(b) Based on average bond enthalpies, would you expect a photon capable of dissociating a C-Cl bond to have sufficient energy to dissociate a C-Br bond?

Bond enthalpy, or bond dissociation energy, is the amount of energy required to break a specific bond in a molecule in the gas phase. It is a measure of bond strength; stronger bonds have higher bond enthalpies. Understanding bond enthalpy is crucial for predicting whether a photon can provide enough energy to break a particular bond, such as C-Cl or C-Br.

A photon is a quantum of electromagnetic radiation, and its energy is directly proportional to its frequency, as described by the equation E = hν, where E is energy, h is Planck's constant, and ν is frequency. To determine if a photon can dissociate a bond, one must compare the energy of the photon to the bond enthalpy of the bond in question. If the photon's energy is greater than or equal to the bond enthalpy, bond dissociation can occur.

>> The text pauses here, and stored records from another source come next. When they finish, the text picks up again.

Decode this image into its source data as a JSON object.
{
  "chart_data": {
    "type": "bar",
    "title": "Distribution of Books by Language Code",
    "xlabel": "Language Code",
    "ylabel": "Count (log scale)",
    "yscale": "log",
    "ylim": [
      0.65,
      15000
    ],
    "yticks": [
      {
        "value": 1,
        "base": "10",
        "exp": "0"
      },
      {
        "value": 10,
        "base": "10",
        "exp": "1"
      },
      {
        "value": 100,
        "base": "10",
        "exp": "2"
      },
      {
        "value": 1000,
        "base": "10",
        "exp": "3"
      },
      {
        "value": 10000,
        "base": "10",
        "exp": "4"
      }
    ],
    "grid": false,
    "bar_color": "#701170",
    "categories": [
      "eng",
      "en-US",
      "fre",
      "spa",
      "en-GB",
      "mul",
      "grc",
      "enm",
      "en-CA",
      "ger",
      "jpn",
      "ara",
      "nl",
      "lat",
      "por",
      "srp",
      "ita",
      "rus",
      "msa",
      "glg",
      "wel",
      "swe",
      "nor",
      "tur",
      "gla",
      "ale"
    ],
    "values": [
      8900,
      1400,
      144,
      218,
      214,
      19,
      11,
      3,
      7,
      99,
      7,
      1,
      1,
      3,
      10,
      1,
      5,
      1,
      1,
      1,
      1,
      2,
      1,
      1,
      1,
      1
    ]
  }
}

Comparative bond strengths refer to the differences in bond enthalpies between similar bonds, such as C-Cl and C-Br. Generally, C-Cl bonds are stronger than C-Br bonds due to the smaller size and greater electronegativity of chlorine compared to bromine. This concept is essential for predicting whether a photon that can dissociate a C-Cl bond can also dissociate a C-Br bond, as it involves understanding the relative energies required for breaking these bonds.